The
robotics is advancing rapidly, but most robots still face a fundamental limitation: the difficulty in
making precise decisions about what action to take and where to carry it out.
Microsoft, along with a consortium of academic researchers, has presented a new standard,
GroundedPlanBench, which seeks to solve this challenge and bring the artificial intelligence of robots closer to efficient and contextualized decision-making.
In conventional robotic systems, the decision-making process is divided into
two stages. First, a vision and language model generates a plan in natural language. Then, another system translates that plan into physical actions. This fragmented approach causes frequent errors, as the disconnection between the plan and the execution allows mistakes in one stage to be carried over to the next.
Typical errors include
confusion about which object to manipulate or the invention of unnecessary steps. For example, if a robot is asked to discard paper cups, it may not correctly identify which cup to pick up or even perform unsolicited actions. These failures are aggravated in cluttered environments, where objects are similar or numerous.
GroundedPlanBench: A New Standard for Improving Decision-Making
To address this challenge,
Microsoft and its partners have developed
GroundedPlanBench, a system that evaluates whether AI models can plan tasks while accurately identifying where each action should be performed.
Unlike traditional systems that only use text, this standard links each action to a specific location in an image. Actions such as grabbing, placing, opening, or closing are associated with specific objects or positions, forcing the AI to connect the decision with the real physical environment.
The benchmark includes
more than a thousand tasks based on real robot interactions.
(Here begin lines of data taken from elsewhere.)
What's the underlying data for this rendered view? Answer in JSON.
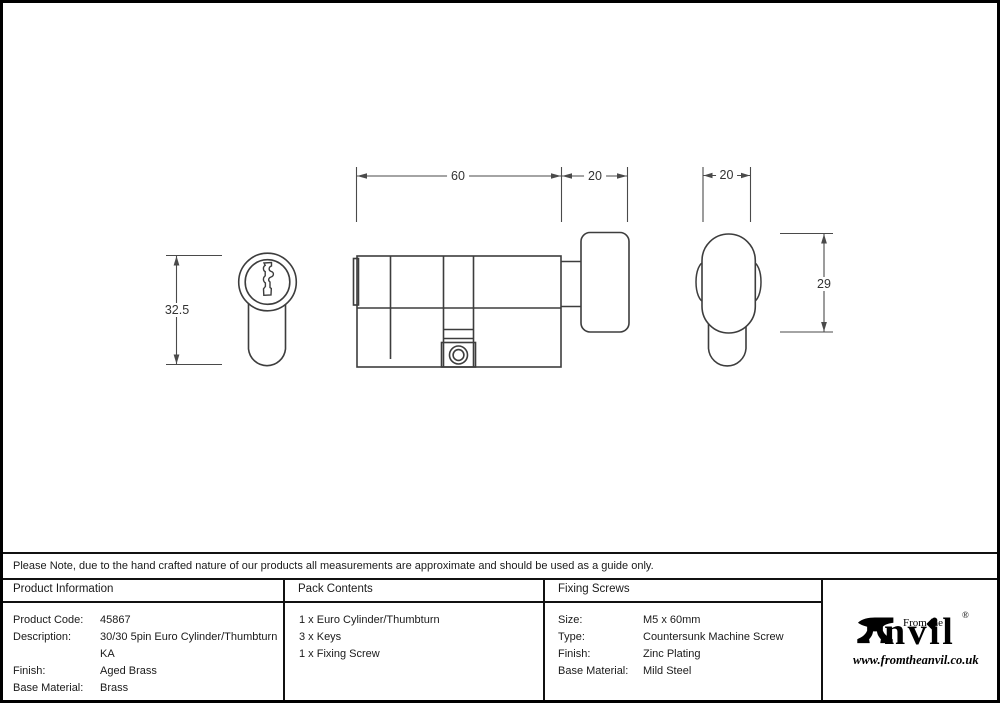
{
  "note": "Please Note, due to the hand crafted nature of our products all measurements are approximate and should be used as a guide only.",
  "drawing": {
    "dims": {
      "body_length": "60",
      "thumbturn_length": "20",
      "thumbturn_width": "20",
      "cylinder_height": "32.5",
      "thumbturn_height": "29"
    }
  },
  "product_info": {
    "header": "Product Information",
    "rows": [
      {
        "label": "Product Code:",
        "value": "45867"
      },
      {
        "label": "Description:",
        "value": "30/30 5pin Euro Cylinder/Thumbturn KA"
      },
      {
        "label": "Finish:",
        "value": "Aged Brass"
      },
      {
        "label": "Base Material:",
        "value": "Brass"
      }
    ]
  },
  "pack_contents": {
    "header": "Pack Contents",
    "items": [
      "1 x Euro Cylinder/Thumbturn",
      "3 x Keys",
      "1 x Fixing Screw"
    ]
  },
  "fixing_screws": {
    "header": "Fixing Screws",
    "rows": [
      {
        "label": "Size:",
        "value": "M5 x 60mm"
      },
      {
        "label": "Type:",
        "value": "Countersunk Machine Screw"
      },
      {
        "label": "Finish:",
        "value": "Zinc Plating"
      },
      {
        "label": "Base Material:",
        "value": "Mild Steel"
      }
    ]
  },
  "logo": {
    "prefix": "From the",
    "name_rest": "nvil",
    "registered": "®",
    "website": "www.fromtheanvil.co.uk"
  },
  "colors": {
    "object_line": "#3d3d3d",
    "dim_line": "#4a4a4a",
    "table_border": "#111111",
    "text": "#1a1a1a"
  }
}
Some instructions are direct, such as placing a spoon on a plate, while others are open-ended, such as tidying a table. This variety is crucial, as robots often fail when instructions are not clear enough.
In one of the experiments, a robot had to place
four napkins on a sofa. The lack of specificity in the instruction caused the system to repeat the action on the same napkin, even with seemingly more precise descriptions such as “upper left napkin”. This shows that ambiguous language continues to be an obstacle to the reliable execution of complex tasks.
Learning based on real tasks
To improve decision-making capabilities, the team developed a training method called
Video-to-Spatially Grounded Planning (V2GP). This system analyzes videos of robots performing tasks, detects interactions with objects, identifies those objects, and tracks their locations, thus generating structured plans that link each action to a specific point.
Using this approach, researchers generated more than 40,000 "grounded" plans, ranging from simple actions to complex sequences of up to 26 steps. The models trained with this method demonstrated a better ability to choose appropriate actions and associate them with the correct objects, as well as reduce repetitive errors such as acting multiple times on the same element.
A Paradigm Shift for Robotics
Despite the advances, challenges persist, especially in long tasks and with indirect instructions. Researchers warn that models must be able to reason about
extensive sequences and maintain coherence throughout multiple steps. When comparing the new approach with traditional systems, it was observed that the latter tend to assign
multiple actions to the same object or place, especially when the orders are ambiguous.
The
integration of planning and localization into a single process reduces these mismatches and allows for more precise decisions. The Microsoft team suggests that future research could combine this method with predictive models capable of anticipating the consequences of each action, which would help robots avoid errors in real time.
You can also read:
The study's conclusions point to a clear direction for the future of robotics: systems that jointly consider
action and location are more likely to operate successfully in real environments. This innovation represents a
key step for robots to be able to decide and act reliably in everyday tasks, bringing them closer to a true applied artificial intelligence.